Somaliland foreign minister Essa Kayd Mohamoud meets Taiwan’s Tsai Ing-wen. Photo: Taiwan Presidential Office, via Flickr.

Somaliland declared independence from Somalia during the 1991 civil war. 

Although the move has remained unrecognised by the international community, the territory has thrived as a comparative beacon of stability while Somalia has been racked by decades of political violence. 

Somalia blasted the swapping of offices between Taiwan and Somaliland as a “reckless attempt” to infringe on its sovereignty, while Beijing accused Taipei of separatism and “acting with desperation.”

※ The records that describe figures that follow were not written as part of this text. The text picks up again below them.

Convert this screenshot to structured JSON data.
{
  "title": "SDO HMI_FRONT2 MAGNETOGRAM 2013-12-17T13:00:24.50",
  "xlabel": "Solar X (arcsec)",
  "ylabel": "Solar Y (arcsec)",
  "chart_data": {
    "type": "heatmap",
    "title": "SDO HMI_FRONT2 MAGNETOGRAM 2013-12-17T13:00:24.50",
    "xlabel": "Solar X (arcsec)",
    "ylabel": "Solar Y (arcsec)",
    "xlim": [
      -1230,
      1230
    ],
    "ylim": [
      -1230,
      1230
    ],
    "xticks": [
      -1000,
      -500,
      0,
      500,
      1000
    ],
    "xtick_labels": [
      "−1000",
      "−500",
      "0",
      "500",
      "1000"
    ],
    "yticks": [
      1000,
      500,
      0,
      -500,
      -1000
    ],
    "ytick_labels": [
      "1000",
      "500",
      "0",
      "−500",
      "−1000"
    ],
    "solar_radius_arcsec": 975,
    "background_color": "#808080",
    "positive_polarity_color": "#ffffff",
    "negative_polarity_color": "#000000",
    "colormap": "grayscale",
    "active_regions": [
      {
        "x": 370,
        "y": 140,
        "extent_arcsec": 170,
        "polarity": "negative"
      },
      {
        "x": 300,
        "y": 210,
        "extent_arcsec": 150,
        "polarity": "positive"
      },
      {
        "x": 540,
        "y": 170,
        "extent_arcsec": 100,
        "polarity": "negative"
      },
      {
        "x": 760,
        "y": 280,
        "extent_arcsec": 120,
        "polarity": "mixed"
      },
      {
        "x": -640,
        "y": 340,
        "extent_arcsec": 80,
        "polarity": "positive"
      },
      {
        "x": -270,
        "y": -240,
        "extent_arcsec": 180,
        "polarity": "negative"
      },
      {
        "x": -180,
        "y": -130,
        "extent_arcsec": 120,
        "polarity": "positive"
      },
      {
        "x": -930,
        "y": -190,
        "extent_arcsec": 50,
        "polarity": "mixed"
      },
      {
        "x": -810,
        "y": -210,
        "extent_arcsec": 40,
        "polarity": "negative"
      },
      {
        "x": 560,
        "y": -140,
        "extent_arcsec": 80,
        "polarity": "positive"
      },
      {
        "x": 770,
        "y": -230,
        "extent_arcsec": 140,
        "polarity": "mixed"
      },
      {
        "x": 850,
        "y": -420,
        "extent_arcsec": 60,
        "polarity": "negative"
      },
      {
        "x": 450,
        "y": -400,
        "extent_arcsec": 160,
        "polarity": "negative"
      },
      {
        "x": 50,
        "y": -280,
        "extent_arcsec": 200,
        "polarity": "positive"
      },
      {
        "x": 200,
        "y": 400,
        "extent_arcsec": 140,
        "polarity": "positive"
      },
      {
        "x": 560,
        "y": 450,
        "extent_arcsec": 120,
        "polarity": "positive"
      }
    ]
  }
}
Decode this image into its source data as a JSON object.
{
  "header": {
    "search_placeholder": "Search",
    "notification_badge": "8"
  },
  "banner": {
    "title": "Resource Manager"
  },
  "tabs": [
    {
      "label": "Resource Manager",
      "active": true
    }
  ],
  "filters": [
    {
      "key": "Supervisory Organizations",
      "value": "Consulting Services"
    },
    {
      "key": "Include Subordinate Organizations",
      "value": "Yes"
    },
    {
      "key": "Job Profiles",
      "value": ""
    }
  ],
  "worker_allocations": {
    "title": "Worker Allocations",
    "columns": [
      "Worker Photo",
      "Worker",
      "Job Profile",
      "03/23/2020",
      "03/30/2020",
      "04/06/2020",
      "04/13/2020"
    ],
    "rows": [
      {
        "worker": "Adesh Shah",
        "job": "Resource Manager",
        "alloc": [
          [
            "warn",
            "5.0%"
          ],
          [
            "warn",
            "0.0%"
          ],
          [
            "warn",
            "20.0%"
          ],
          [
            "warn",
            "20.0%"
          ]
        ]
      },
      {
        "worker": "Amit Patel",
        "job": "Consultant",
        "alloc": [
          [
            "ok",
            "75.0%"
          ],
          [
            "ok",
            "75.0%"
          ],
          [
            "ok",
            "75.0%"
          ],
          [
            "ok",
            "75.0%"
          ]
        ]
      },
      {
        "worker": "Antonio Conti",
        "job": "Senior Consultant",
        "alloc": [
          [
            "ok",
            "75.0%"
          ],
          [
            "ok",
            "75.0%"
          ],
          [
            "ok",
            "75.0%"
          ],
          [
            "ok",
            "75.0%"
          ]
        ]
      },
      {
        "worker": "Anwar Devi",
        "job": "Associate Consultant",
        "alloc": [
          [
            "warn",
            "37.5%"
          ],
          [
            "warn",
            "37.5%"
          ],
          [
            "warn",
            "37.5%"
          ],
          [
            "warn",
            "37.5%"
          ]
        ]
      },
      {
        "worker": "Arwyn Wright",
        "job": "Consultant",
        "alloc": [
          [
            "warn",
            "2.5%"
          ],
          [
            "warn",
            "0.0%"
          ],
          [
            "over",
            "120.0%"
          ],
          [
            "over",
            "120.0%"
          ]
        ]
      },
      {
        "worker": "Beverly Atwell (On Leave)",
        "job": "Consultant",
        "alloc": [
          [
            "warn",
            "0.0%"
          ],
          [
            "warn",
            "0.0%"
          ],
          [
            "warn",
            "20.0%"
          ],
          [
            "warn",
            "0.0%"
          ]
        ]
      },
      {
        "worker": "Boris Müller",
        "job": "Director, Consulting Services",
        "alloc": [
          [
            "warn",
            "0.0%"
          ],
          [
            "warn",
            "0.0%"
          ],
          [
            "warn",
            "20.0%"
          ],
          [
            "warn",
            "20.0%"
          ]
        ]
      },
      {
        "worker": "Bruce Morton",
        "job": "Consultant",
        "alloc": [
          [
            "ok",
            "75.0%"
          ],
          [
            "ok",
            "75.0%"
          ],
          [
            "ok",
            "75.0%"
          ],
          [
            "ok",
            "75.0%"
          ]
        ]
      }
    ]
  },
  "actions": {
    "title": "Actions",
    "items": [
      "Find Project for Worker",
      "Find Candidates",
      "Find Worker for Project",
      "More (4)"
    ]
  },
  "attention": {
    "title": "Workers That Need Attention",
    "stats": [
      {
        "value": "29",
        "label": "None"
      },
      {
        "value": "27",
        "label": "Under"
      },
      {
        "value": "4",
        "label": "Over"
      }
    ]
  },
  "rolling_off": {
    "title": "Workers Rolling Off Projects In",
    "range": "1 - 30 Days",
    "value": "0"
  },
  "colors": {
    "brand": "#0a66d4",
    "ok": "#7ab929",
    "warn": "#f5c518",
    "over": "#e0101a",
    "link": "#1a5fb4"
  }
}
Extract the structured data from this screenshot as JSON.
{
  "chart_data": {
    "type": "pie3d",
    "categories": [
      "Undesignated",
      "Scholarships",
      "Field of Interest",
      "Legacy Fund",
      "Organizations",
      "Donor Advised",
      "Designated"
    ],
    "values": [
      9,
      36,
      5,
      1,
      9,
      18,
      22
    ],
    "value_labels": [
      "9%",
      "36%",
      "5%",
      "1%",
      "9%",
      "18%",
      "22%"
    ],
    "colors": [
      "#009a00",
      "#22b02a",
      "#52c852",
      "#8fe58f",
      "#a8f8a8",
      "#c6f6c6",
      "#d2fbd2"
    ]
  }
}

China views Taiwan as its own territory and has vowed to one day re-seize it, by force if needed.

Photo: via Twitter.

Asked to comment on Somaliland’s visit Wednesday, Chinese foreign ministry spokesman Zhao Lijian said Taiwan was “trying to seek separatism but also fanning flames to undermine other countries’ independence and unity”.

Beijing’s sabre-rattling towards Taiwan has increased markedly under President Xi Jinping.

The two sides have for decades been engaged in a diplomatic tug-of-war trying to woo the other’s allies with financial and other incentives.

Only 14 countries now diplomatically recognise Taiwan over China, after Nicaragua became the latest to switch sides in December.

However some nations maintain embassy equivalent trade offices in Taipei, and Taiwan has been increasingly embraced on the world stage by many western powers in response to Beijing’s more hostile rhetoric.